Pennsylvania Senate Republicans agree on budget hole fix
HARRISBURG — Republicans who control the Pennsylvania Senate discussed the possibility of a severance tax on Marcellus Shale gas drillers Wednesday as they sought agreement on a plan to plug a $2 billion hole in the state budget.
With the stalemate in its fourth week, senators returned to the Capitol for negotiations on a revenue plan that could include a mix of tax hikes, borrowing and other measures to balance the $32 billion budget.
A Republican senator said the GOP caucus discussed a severance tax on drillers. The senator spoke to The Associated Press on condition of anonymity because the budget talks were being held in private.
The gas industry has long resisted a severance tax, saying it would harm the state's competitiveness, and GOP leaders have long rejected such a tax. Gas drillers currently pay an “impact fee” that is distributed among the state government and local communities where drilling takes place.
House Republicans failed to agree on a way forward last week, rejecting a proposal that would have combined $1.5 billion in borrowing with hundreds of millions drawn from programs not included in the state budget — an approach designed to avoid higher taxes.
That left it to their counterparts in the Senate, which convened briefly Wednesday afternoon before recessing for private discussions that lasted for several hours.

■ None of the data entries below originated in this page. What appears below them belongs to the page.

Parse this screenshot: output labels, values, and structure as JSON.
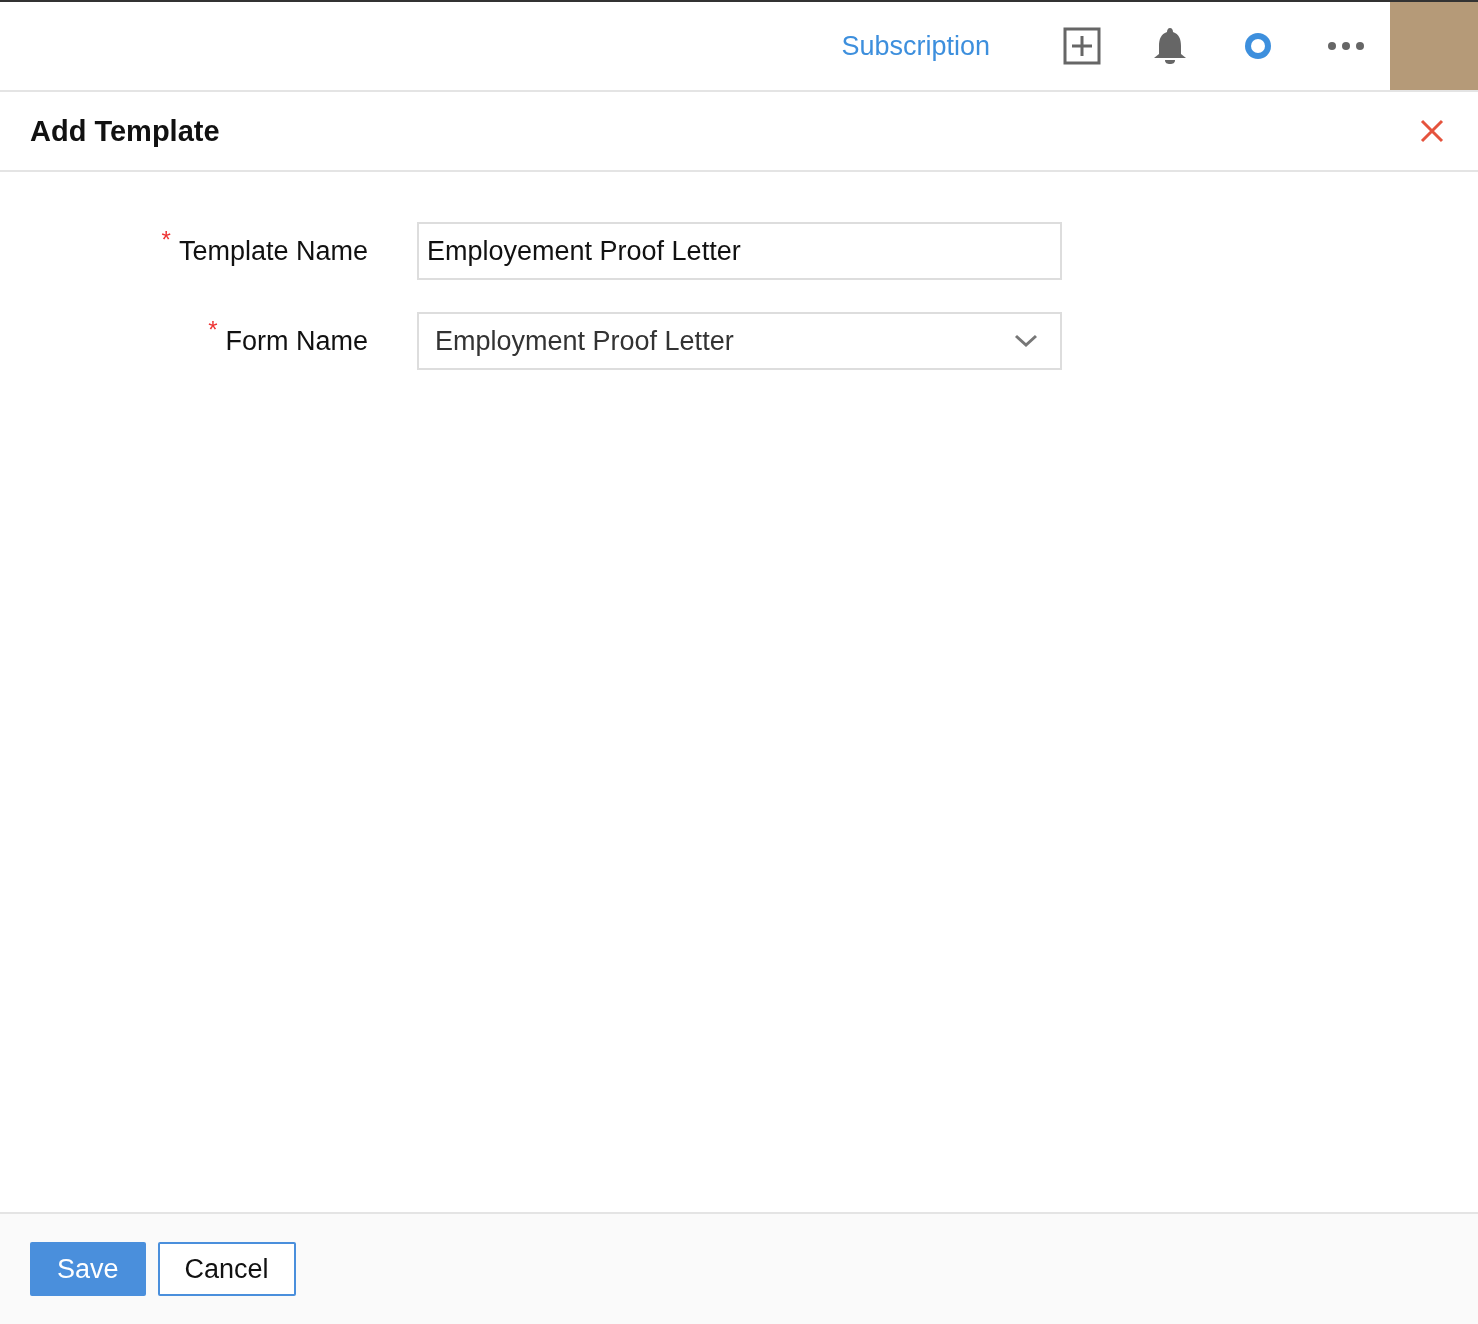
{
  "top_bar": {
    "subscription_link": "Subscription"
  },
  "panel": {
    "title": "Add Template"
  },
  "fields": [
    {
      "kind": "text",
      "label": "Template Name",
      "required_mark": "*",
      "value": "Employement Proof Letter"
    },
    {
      "kind": "select",
      "label": "Form Name",
      "required_mark": "*",
      "value": "Employment Proof Letter"
    }
  ],
  "buttons": [
    {
      "label": "Save",
      "kind": "primary"
    },
    {
      "label": "Cancel",
      "kind": "secondary"
    }
  ]
}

Democratic Gov. Tom Wolf allowed the badly out-of-balance budget to take effect without his signature. The governor has said he could support borrowing to help close the deficit, if accompanied by increased taxes he views as necessary to avoid a credit downgrade. Democratic lawmakers have said he wants a tax package of $700 million to $800 million.
Lawmakers and Wolf have discussed a range of tax increases, including new or higher taxes on electric and natural gas utility bills, telephone services and cable bills. Wolf — along with Democratic lawmakers and some Republican moderates — have pressed for a severance tax on natural gas production.
Failing to balance the budget could result in a freeze on some government spending, potentially impacting schools and counties that administer social service programs. Additionally, nearly $600 million in state aid to Penn State, the University of Pittsburgh, Temple and Lincoln universities and the University of Pennsylvania's veterinary school remains in limbo.